From his position as an urban planner, Brad Lander, director of the Pratt Center for Community Development, is critical of many of Bloomberg’s stances on housing, development and jobs – and identifies problems as coming from foreseeable outcomes of administration policies. He’s also personally affected by the current upheaval, as he’s been planning to run for the City Council seat of Brooklyn Councilman Bill de Blasio, who is term-limited out and has been planning a run for Brooklyn borough president.
“I see why the real estate and Wall Street community believe that Mike Bloomberg is good for them,” Lander said, “but we’re at a moment when it’s not clear that real estate and Wall Street interests are in everybody’s interests. …I don’t remember Mayor Bloomberg raising questions about subprime lending. I don’t remember the mayor asking whether overpaying for Stuy Town was good for middle-class New Yorkers or the New York City economy. It turns out it was bad for both.” Stuyvesant Town was bought by Tishman Speyer – whose chairman, Jerry Speyer, is one of the Open Letter’s signers – and is one of the more-affordable housing properties recently acquired as investments that may be going south, according to a new report by the Association for Neighborhood and Housing Development.
Moreover, says Lander, Bloomberg’s initiatives for lower-income residents constitute more of an around-the-edges approach than striving for structural change. “The core economic strategies have never been about broadly shared prosperity, equality, or poverty alleviation. They’ve been about condos and offices and Wall Street and real estate growth. And the consequences of those policies, I think on balance have done more harm for low-income and working-class people,” he said, pointing to the replacement of manufacturing jobs with lower-paying service industry jobs, or the rising real estate costs that dampen much of the positive effect of new affordable housing units.
Less-well-off New Yorkers and their advocates alike cite the precarious state of public housing as one black mark on the Bloomberg administration – even though much of the needed, and missing, funding would come from the federal government.
“The mayor’s supposed to be our advocate. He should be in Washington and in Albany asking for more money for public housing,” said Theo Moore, lead organizer for FUREE, Families United for Racial and Economic Equality, in Fort Greene, Brooklyn.

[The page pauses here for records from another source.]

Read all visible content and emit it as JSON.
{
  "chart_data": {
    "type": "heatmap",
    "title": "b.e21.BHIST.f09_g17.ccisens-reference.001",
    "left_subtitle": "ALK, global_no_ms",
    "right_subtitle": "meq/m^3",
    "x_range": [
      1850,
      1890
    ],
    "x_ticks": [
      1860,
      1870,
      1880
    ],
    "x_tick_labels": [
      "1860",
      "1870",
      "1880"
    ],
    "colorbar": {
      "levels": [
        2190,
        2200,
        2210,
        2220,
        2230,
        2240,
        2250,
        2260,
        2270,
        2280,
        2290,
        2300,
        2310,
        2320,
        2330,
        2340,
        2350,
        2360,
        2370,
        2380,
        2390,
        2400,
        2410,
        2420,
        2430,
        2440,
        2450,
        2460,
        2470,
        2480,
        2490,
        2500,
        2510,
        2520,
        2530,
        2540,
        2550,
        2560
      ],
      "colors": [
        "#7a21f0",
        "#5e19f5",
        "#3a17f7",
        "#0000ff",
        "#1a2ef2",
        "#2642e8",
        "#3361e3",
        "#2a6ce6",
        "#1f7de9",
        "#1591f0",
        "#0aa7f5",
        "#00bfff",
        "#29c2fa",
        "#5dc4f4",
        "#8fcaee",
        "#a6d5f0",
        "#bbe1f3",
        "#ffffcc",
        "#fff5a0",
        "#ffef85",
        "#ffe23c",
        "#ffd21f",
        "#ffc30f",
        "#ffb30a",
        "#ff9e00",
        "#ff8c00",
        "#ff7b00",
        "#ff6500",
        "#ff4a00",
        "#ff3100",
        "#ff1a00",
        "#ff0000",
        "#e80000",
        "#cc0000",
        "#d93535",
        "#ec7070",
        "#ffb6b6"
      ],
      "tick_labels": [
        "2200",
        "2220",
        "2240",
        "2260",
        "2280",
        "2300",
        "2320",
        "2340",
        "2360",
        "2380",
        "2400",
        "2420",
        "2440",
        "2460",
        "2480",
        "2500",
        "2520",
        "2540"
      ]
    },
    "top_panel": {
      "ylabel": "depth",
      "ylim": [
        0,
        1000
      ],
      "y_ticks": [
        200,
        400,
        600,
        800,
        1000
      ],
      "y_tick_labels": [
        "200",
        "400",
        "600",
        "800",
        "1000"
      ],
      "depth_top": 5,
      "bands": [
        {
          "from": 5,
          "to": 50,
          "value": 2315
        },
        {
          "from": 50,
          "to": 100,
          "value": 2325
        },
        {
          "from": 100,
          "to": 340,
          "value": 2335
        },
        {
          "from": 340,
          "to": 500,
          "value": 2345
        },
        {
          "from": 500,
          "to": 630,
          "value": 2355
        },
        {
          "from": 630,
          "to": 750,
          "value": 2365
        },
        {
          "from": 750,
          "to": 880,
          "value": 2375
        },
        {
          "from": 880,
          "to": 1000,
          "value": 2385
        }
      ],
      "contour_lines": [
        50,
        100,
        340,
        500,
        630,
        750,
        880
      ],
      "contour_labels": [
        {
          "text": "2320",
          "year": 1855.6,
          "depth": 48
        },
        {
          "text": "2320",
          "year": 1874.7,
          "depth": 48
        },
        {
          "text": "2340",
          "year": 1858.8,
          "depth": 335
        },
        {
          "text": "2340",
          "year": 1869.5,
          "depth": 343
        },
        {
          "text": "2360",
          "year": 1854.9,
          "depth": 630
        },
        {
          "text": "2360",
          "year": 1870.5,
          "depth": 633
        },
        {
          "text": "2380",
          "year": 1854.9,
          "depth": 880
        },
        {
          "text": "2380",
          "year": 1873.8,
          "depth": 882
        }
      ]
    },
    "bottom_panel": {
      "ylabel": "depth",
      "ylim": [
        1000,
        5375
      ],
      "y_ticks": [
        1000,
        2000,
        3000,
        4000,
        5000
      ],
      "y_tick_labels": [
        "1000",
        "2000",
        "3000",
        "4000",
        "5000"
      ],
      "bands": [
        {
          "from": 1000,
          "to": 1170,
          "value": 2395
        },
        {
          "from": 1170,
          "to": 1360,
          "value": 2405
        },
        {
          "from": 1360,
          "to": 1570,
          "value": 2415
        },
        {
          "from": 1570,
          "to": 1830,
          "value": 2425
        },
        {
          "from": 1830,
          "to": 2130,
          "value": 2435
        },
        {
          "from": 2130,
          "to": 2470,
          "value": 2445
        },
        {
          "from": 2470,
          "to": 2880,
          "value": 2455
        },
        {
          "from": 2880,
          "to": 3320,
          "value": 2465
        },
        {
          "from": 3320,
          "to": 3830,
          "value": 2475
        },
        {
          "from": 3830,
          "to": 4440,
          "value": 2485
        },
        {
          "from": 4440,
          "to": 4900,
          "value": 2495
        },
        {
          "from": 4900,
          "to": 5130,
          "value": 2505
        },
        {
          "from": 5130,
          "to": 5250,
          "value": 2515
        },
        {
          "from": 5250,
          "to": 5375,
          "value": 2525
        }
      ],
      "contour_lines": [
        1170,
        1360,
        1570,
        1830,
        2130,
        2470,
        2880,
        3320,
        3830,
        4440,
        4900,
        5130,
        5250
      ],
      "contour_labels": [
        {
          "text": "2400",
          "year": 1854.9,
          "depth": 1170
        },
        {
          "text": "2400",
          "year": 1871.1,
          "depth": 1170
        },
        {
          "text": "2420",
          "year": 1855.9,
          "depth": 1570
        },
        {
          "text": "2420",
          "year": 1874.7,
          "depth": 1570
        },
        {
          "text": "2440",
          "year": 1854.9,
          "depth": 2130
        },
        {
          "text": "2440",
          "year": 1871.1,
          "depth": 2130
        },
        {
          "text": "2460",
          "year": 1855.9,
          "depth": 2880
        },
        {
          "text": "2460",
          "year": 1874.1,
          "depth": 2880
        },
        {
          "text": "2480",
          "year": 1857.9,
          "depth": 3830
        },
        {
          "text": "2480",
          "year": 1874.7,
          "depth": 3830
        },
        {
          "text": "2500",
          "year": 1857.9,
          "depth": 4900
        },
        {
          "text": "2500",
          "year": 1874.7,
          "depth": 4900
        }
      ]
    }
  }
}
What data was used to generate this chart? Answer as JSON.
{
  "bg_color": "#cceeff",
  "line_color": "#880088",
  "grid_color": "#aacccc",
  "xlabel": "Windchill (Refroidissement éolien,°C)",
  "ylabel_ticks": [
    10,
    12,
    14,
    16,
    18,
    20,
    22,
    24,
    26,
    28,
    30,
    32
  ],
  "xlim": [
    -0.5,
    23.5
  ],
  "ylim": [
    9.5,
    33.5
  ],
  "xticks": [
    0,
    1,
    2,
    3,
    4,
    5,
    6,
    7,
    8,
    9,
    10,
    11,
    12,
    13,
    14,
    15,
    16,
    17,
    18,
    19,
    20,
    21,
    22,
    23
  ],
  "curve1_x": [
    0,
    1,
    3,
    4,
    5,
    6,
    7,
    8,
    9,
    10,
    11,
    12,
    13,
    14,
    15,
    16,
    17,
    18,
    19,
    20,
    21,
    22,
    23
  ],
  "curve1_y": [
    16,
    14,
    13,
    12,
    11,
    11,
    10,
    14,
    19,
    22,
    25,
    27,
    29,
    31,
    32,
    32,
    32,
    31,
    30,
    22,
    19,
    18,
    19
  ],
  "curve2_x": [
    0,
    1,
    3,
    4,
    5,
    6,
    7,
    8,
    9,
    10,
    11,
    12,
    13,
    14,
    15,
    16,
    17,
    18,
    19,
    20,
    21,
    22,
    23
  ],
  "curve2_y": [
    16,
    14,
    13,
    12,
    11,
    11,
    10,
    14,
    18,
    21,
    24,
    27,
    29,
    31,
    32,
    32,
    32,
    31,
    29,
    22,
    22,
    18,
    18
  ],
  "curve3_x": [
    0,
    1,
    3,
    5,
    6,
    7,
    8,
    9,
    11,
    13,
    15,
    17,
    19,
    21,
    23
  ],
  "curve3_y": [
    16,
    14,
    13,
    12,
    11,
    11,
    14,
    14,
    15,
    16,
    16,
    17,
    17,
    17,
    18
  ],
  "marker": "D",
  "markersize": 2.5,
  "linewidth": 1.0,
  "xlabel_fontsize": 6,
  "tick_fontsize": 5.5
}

“I think the Council and the mayor are abusing their powers. If we voted and said something, there’s no need to revisit it,” says Moore. “Every City Council person who votes for this will have a target on their back. When you go against the will of the people, you don’t deserve to keep your job.”
Yvonne Shields, 62, is a resident of public housing – Highbridge Gardens in the Bronx – and a board member of the grassroots antipoverty group Community Voices Heard. “The things that affect me most have not been a high priority on his list,” Shields says.
As to whether he found anything to praise in the Bloomberg administration, Moore said, “I think 311 is great! But other than that, no.”